Posted on 12 March 2013
The Turkish current account deficit fell again in January, according to the latest data from the Central Bank. According to the report the deficit fell 2% compared to January 2012 to the lowest level in 26 months. Turkey has become one of the most vibrant emerging markets in the world during the last 2-3 years, with the current account deficit one of its few remaining hurdles to overcome.
As of January 2013 the Turkish current account deficit was $5.63 billion, down from $5.73 billion last year leaving it slightly above market expectations. With the Turkish economy’s slowdown and rise in the exports, foreign trade has been going through a balancing period.

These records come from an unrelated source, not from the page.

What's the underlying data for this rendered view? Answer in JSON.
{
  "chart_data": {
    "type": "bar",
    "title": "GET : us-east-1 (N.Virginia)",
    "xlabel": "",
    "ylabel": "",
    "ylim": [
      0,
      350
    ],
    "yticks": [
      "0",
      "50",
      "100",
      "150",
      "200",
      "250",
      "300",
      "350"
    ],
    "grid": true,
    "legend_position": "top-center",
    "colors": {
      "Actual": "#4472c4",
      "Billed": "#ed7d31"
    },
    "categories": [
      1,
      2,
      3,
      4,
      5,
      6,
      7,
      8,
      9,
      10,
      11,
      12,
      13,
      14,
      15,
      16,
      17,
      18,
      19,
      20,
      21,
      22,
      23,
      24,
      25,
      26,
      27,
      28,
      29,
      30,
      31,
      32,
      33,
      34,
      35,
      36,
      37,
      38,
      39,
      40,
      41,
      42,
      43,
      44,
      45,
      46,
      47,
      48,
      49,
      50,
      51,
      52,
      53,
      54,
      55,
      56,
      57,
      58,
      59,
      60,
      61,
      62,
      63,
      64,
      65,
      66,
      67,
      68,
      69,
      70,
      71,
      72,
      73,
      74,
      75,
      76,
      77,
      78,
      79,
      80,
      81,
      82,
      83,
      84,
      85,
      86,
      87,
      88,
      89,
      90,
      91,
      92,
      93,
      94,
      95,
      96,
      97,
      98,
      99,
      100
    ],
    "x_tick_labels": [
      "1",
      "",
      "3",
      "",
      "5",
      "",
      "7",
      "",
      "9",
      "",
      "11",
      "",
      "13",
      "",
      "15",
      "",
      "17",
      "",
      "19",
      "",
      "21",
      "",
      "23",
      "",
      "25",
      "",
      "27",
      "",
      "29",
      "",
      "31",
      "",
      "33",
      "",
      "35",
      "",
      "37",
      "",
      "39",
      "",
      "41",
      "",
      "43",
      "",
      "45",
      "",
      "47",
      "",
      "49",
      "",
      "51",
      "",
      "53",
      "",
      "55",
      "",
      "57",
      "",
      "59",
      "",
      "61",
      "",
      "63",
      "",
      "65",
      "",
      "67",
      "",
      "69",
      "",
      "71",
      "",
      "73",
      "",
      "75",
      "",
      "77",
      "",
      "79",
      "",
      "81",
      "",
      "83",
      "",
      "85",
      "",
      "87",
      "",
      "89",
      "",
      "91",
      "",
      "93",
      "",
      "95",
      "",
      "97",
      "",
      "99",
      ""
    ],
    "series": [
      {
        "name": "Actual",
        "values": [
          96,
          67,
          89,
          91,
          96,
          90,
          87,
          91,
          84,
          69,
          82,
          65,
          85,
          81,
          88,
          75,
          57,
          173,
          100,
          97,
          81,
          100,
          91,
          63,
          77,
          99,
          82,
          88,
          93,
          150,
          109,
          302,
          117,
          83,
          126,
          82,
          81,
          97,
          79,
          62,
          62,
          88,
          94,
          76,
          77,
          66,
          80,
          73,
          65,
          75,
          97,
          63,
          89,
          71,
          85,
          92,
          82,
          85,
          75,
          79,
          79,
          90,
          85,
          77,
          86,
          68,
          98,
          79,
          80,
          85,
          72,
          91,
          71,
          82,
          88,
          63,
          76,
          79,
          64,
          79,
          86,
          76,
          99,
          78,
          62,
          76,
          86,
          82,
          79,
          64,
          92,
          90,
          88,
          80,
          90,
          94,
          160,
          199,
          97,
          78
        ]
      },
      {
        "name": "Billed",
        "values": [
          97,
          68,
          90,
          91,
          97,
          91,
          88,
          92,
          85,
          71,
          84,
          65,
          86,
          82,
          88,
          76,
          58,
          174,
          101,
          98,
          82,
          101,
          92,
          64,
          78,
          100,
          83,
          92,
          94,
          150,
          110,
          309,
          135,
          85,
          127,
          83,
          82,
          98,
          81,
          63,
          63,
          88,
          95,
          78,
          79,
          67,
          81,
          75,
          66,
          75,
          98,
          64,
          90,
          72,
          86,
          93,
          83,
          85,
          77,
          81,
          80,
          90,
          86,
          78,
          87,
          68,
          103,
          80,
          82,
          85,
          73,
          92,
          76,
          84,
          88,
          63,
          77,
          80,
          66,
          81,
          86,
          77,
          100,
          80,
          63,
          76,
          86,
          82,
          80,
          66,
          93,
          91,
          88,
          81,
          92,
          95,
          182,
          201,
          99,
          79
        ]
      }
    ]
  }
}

“The main reason behind the good current account deficit performance in January is an increase in our goods and service exports. As the balance of payments display, we see two-digit growth with both of them,” Turkey’s Economy Minister Zafer Çağlayan said, adding that this proved Turkish business people should produce value-added goods and services and sell these abroad to achieve $500 billion worth export.
According to Caglayan 2012 was a good year in terms of cooling the account deficit, but 2013 and 14 are to be even better because of new incentives due to be launched.
The Central Bank also revised the annual current account deficit amount for last year, taking into Turkey’s Statistical Institute’s (TÜİK) recent methodology change in calculating tourism revenue data.
TÜİK has updated the methodology it uses to produce tourism statistics in accordance with European Statistics Office (Eurostat) and said the tourism revenues, previously calculated at $23.4 billion, was actually $29.3 billion, with an increase of $5.9 billion.
Due to this change the Central Bank raised the current account deficit for 2012 to $48.8 billion, from $47 billlion.